Однако дружным коммунальным сообществом жил прежний коллектив квартиросъемщиков, последним представителем которого осталась старушка – пиковая дама! Пиковая дама послушно побрела в коридорный мрак, на кухню доготавливать еду. Е-да… Назовешь ли иначе вареного минтая? Не рыбой же! Запах въедливый и всепроникающий уже выполз в прихожую- зало. Угораздило жиличку разжиться продуктом! Ела бы кашку!… Ну да Ломакин с ней поделится – и хлебом, и маслом, и лобио. Только бы насытилась и залегла в дрему-спячку. А то ведь Антонина…
Ломакин пошуршал в комнате пакетами, что же получается, они с Гургеном: ночью весь хлеб умяли? Твердокаменная горбушка, больше… все.
Булочная – у Главпочтамта. Рядом. Три минуты. Пять.
… Получилось – все двадцать. Права Антуанетта: если нет хлеба, пусть едят пирожные. Хлеб исчезает в первую очередь, а от пирожных-кексов-тортов рябит прилавок, Кекс так кекс!
Он сладкий? Нет, нужен э-э… нейтральный. Вместо хлеба.
Выбор – импорт на импорте!
Диабетический? Давайте диабетический!
Есть у живого призрака диабет? Хуже не будет!… Он вернулся в квартиру через двадцать минут, ну через полчаса.

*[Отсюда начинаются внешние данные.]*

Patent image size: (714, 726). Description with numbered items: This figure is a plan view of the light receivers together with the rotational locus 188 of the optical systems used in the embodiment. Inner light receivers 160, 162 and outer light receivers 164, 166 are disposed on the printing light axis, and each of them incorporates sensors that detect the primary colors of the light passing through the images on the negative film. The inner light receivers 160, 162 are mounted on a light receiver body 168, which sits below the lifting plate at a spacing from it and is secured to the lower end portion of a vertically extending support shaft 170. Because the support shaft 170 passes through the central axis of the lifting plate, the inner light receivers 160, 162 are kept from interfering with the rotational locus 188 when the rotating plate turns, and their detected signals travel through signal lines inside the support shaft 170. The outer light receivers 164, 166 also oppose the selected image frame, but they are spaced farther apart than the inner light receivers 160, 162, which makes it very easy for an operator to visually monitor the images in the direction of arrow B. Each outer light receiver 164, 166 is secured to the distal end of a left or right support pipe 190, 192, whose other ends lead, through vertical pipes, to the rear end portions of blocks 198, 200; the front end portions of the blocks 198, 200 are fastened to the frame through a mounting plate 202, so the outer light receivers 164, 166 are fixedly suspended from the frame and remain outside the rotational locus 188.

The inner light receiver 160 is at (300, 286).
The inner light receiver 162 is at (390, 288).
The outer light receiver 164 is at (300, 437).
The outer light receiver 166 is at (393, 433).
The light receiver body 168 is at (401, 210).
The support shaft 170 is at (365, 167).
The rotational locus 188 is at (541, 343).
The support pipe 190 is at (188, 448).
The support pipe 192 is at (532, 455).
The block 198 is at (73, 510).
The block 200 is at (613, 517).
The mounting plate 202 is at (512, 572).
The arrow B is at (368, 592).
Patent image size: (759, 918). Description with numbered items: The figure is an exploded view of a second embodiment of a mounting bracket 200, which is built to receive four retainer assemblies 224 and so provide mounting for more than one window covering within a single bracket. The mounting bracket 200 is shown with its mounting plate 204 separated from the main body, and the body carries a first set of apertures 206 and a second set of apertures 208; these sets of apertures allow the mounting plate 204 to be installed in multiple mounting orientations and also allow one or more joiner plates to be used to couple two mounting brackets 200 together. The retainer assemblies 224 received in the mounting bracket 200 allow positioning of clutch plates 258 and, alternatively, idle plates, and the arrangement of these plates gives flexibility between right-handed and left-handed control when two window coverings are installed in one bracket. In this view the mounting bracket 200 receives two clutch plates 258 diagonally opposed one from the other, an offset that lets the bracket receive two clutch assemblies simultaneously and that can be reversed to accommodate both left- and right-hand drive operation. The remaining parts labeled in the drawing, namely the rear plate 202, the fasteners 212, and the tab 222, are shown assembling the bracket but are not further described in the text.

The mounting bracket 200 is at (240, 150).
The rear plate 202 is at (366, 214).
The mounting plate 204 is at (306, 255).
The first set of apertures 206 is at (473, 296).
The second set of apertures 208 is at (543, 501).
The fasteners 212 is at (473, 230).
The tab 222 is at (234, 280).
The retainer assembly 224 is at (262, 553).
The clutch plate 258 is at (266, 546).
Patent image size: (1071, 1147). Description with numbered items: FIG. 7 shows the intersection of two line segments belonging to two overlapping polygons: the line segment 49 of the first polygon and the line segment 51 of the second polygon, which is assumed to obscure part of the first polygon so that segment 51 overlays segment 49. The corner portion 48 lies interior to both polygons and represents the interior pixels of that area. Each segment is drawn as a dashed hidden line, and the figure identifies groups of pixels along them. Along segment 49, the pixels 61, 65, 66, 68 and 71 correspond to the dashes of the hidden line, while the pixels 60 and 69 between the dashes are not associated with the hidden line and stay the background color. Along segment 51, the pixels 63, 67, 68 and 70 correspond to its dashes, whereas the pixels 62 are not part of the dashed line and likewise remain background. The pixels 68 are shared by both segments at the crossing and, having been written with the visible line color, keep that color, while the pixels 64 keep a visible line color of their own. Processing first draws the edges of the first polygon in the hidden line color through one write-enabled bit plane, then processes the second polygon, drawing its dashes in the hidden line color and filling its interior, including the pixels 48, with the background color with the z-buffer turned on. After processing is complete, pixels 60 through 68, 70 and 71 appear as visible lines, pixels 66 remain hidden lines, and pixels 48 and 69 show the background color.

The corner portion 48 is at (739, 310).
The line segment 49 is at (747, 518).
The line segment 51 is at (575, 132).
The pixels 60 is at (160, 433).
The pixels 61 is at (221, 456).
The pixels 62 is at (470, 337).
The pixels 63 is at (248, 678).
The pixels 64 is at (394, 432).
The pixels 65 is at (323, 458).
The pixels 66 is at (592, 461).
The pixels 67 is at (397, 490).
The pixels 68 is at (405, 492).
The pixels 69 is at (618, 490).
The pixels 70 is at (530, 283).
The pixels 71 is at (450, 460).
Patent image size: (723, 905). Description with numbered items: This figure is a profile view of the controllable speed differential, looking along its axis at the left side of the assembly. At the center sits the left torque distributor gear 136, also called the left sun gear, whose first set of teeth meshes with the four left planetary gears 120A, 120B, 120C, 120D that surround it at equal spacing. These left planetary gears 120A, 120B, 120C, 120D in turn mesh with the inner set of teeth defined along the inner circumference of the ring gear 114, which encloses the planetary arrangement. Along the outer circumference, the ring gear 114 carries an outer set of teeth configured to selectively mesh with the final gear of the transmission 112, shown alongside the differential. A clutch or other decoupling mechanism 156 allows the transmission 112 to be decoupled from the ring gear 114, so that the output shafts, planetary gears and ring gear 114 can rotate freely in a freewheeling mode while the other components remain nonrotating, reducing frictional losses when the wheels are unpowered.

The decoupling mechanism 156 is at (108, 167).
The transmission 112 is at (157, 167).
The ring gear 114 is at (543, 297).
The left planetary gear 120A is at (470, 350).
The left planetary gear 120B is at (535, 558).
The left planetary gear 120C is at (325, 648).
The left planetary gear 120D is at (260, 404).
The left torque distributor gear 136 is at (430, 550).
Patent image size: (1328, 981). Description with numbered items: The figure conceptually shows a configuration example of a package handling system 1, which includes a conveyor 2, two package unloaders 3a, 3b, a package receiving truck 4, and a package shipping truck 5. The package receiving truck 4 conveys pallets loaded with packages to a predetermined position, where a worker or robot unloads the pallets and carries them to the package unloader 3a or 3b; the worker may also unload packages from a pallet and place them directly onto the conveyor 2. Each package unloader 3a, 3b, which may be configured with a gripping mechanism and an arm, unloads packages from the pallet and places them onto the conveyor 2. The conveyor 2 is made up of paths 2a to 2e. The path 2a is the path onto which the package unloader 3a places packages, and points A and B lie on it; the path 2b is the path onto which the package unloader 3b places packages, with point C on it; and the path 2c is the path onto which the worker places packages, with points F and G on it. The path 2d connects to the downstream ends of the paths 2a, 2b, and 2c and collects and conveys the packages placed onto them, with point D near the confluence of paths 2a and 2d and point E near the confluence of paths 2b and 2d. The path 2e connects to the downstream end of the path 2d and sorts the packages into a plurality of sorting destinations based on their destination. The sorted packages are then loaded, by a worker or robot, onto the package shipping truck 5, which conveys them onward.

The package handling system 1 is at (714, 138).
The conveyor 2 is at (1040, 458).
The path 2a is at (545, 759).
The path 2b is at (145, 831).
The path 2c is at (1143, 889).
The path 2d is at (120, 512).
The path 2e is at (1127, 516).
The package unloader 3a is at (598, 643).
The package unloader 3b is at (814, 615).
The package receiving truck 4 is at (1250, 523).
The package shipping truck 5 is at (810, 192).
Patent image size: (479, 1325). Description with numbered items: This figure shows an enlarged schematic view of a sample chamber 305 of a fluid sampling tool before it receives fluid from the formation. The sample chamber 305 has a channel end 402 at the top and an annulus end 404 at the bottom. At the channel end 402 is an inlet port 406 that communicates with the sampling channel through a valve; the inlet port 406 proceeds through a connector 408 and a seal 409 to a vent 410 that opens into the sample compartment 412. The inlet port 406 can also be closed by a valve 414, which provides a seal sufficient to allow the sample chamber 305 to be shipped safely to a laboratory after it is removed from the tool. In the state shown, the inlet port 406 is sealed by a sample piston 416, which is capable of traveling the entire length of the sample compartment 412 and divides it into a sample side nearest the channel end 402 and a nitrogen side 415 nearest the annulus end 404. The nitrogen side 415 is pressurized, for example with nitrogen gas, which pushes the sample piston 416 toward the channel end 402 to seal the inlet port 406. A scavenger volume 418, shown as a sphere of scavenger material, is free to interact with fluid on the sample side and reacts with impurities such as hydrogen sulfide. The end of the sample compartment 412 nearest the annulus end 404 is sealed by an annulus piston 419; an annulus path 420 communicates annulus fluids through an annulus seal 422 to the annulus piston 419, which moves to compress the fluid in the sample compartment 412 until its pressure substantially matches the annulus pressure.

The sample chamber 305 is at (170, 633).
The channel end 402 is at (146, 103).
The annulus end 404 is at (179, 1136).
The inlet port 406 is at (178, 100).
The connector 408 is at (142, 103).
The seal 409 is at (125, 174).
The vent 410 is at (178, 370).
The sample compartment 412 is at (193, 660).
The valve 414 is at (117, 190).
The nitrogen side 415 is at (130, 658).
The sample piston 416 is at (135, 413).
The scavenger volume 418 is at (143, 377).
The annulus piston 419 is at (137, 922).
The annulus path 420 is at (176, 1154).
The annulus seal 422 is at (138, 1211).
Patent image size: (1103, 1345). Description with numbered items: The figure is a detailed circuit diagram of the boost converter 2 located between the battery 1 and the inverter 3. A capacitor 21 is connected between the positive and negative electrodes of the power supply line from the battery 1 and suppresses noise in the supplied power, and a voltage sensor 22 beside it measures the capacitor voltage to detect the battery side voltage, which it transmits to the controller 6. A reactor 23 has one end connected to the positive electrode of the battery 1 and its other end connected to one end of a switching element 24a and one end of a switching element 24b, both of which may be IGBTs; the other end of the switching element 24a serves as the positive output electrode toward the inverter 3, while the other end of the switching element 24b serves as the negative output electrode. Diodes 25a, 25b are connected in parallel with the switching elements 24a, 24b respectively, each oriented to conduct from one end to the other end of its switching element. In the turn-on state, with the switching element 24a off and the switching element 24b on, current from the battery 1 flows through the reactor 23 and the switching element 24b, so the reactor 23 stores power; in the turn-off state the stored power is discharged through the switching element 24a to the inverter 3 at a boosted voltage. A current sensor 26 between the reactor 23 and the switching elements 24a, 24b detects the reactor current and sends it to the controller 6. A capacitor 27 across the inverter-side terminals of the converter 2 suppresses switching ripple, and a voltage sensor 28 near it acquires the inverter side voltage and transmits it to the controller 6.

Бесшумно защелкнул за собой входную дверь. Старушка как? Все еще на кухне? Или прошелестела к себе в каморку?
Тихо, как в гробу. Гурген и обозвал квартиру гроб с музыкой, из-за громкого соседства с Домом композиторов. Музыка пока не проявлялась. Зато рыбий дух проявился настолько, что почти загустел до осязаемости. Ничего себе, приют скитальца с ароматом вареной сволочи! В ожидании дамы!
Уже и горелым припахивает. До Антонины все нужно непременно проветрить. Где старушка?! Заснула?! Забыла про еду?! Бабушка! Проснись и пой!
… Бабушка не проснется. Бабушка не споет.
Минтай тлел на дне выкипевшей кастрюльки. Дым плавал гуще, чем в бильярдной. Живой призрак лежал на полу лицом вниз. Увы, не живой. Темная лужица.
Ломакин перепрыгнул через тушку, к плите. Выключил конфорку, швырнул, не обжегшись, кастрюльку в раковину, отвернул кран до напористой струи. Зашипело облако вонючего пара. Форточку! Вонь колыхнулась наружу, на свежий воздух. Проветривать и проветривать.
Теперь жиличка. Уже не жиличка. Отжила свое. Он понял это мгновенно, только увидев ее. Даже так, еще на пороге прихожей-зало понял. По гробовой тишине, по минтайной гари, по логике пришла беда – отворяй ворота.
Приставил палец к ямке за ухом. Пульс – ноль. Нет бы ей, жиличке, хоть недельку протянуть! Лужица почти черная. Кровь.
Он взялся за плечо пиковой дамы, развернул…
Нож торчал под грудной клеткой, почти по рукоятку.
Ломакин инстинктивно схватился за эту рукоятку, и – сознание нагнало инстинкт через долю секунды – отдернул ладонь. Доли секунды хватило. Иди теперь доказывай. На ноже – чьи отпечатки поверх пальчиков жертвы? Ваши, гражданин? А вы кто? Мерджанян? Тогда кто?